One researcher asked ChatGPT for input on roughly 5,000 publications because to the “increasing interest” in using AI chatbots for peer review.
Unexpected effects are being felt by researchers as a result of the declining number of scientific peer reviewers. Researchers are progressively using ChatGPT to get feedback on their work after receiving insufficient input from peers in the scientific community. They regard ChatGPT to be more useful than traditional human feedback.
Academics must undergo peer review before their work is accepted for publication in reputable scientific publications. Throughout this procedure, experts in the same field review the submitted work and compare it to theories and previously published articles to strengthen—or utterly refute—the authors’ conclusions. Peer review is a long-standing requirement for academic publishing since it is commonly believed to improve researchers’ work and encourage creativity.
But, there is one small issue: The majority of publications rely on volunteer reviewers. This means that only academics who are able to conduct unpaid work can participate in the peer review process, excluding those who lack the resources (or motivation) to do so. This methodology has produced a comparatively tiny pool of peer reviewers—which naturally grows even smaller when researchers require someone from their own field—whether it’s because journals operate on razor-thin margins or because they’re trying to protect the integrity of each review. Peer reviewers are in short supply as a resource.

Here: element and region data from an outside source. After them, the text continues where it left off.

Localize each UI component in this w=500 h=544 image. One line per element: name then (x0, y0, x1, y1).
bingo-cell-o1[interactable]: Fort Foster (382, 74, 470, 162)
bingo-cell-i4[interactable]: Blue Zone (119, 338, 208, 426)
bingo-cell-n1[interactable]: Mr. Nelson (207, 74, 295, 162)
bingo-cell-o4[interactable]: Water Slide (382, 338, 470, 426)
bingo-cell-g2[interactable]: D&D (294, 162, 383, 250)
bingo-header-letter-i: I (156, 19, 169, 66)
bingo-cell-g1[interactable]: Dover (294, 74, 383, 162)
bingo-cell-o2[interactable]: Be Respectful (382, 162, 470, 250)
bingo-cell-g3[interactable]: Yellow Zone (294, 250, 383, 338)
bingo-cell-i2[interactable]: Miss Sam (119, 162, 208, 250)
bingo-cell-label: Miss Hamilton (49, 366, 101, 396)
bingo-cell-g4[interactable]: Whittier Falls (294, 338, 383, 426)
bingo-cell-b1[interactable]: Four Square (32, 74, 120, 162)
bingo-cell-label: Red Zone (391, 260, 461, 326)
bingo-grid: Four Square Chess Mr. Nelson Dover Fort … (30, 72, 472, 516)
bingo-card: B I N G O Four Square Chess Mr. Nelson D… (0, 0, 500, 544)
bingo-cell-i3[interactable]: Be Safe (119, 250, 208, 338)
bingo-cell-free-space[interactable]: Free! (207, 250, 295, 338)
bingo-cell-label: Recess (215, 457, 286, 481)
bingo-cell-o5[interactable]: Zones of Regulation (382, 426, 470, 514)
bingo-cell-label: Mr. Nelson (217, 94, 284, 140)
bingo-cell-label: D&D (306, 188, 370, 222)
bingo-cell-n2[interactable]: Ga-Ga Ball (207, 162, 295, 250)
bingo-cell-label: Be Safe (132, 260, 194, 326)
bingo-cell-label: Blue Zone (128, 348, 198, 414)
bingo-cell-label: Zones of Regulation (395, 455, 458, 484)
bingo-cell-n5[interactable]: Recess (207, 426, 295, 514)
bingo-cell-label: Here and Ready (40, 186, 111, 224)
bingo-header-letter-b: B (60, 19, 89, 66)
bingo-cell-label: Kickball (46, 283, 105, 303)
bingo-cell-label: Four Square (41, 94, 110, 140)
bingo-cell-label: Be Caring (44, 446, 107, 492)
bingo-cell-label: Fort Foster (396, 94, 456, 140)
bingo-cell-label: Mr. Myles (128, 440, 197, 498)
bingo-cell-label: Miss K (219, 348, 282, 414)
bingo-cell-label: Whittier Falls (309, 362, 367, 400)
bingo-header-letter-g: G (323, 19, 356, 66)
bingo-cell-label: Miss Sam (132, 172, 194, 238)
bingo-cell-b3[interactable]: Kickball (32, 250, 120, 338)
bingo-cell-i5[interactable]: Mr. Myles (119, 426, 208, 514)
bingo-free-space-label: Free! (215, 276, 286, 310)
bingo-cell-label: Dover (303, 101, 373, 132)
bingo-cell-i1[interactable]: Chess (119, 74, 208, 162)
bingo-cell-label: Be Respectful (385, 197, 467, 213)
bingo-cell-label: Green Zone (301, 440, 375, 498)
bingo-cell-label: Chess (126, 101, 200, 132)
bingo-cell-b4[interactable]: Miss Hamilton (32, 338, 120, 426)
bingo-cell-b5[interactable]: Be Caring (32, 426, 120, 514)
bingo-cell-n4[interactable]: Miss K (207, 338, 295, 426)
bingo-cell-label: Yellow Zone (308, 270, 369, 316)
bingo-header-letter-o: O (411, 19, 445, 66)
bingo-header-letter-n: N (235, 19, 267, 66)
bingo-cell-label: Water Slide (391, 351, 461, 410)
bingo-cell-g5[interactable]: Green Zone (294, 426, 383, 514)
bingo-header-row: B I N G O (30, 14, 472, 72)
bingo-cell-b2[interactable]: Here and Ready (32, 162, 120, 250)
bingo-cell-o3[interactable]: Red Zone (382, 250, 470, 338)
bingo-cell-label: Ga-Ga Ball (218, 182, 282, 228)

James Zou, an assistant professor of biomedical data analytics at Stanford University, was interested in seeing if AI chatbots might reasonably take the place of people in the peer review process. Around 5,000 peer-reviewed research articles from the International Conference on Learning Representations and the Nature publishing family were compiled by him and his colleagues (ICLR). Zou’s team compared the chatbot’s responses with those previously given by humans after feeding the PDFs to ChatGPT. On the ICLR publications, there was a little higher overlap between the issues raised by human reviewers and those made by ChatGPT in about one-third of the cases.
Reaching out to the numerous scientists whose publications had been referenced in his experiment was a priority for Zou. More than half (57.4%) of these researchers judged ChatGPT’s input to be “useful” or “very helpful,” according to a poll created by Zou’s team. A sizable majority (82.4%) even said ChatGPT’s evaluations were more valuable than “at least some” reviews from real people. However, the study did not take into account if ChatGPT’s feedback was occasionally inaccurate, which is kind of crucial in the era of AI chatbot misinformation.
Ironically, Zou’s research is only published on the arXiv since it is currently being peer reviewed, but it offers an intriguing conundrum. Is ChatGPT genuinely more effective at providing feedback to researchers than their own peers are? Or is the current non-compensatory peer review paradigm discouraging knowledgeable reviewers from contributing valuable insight?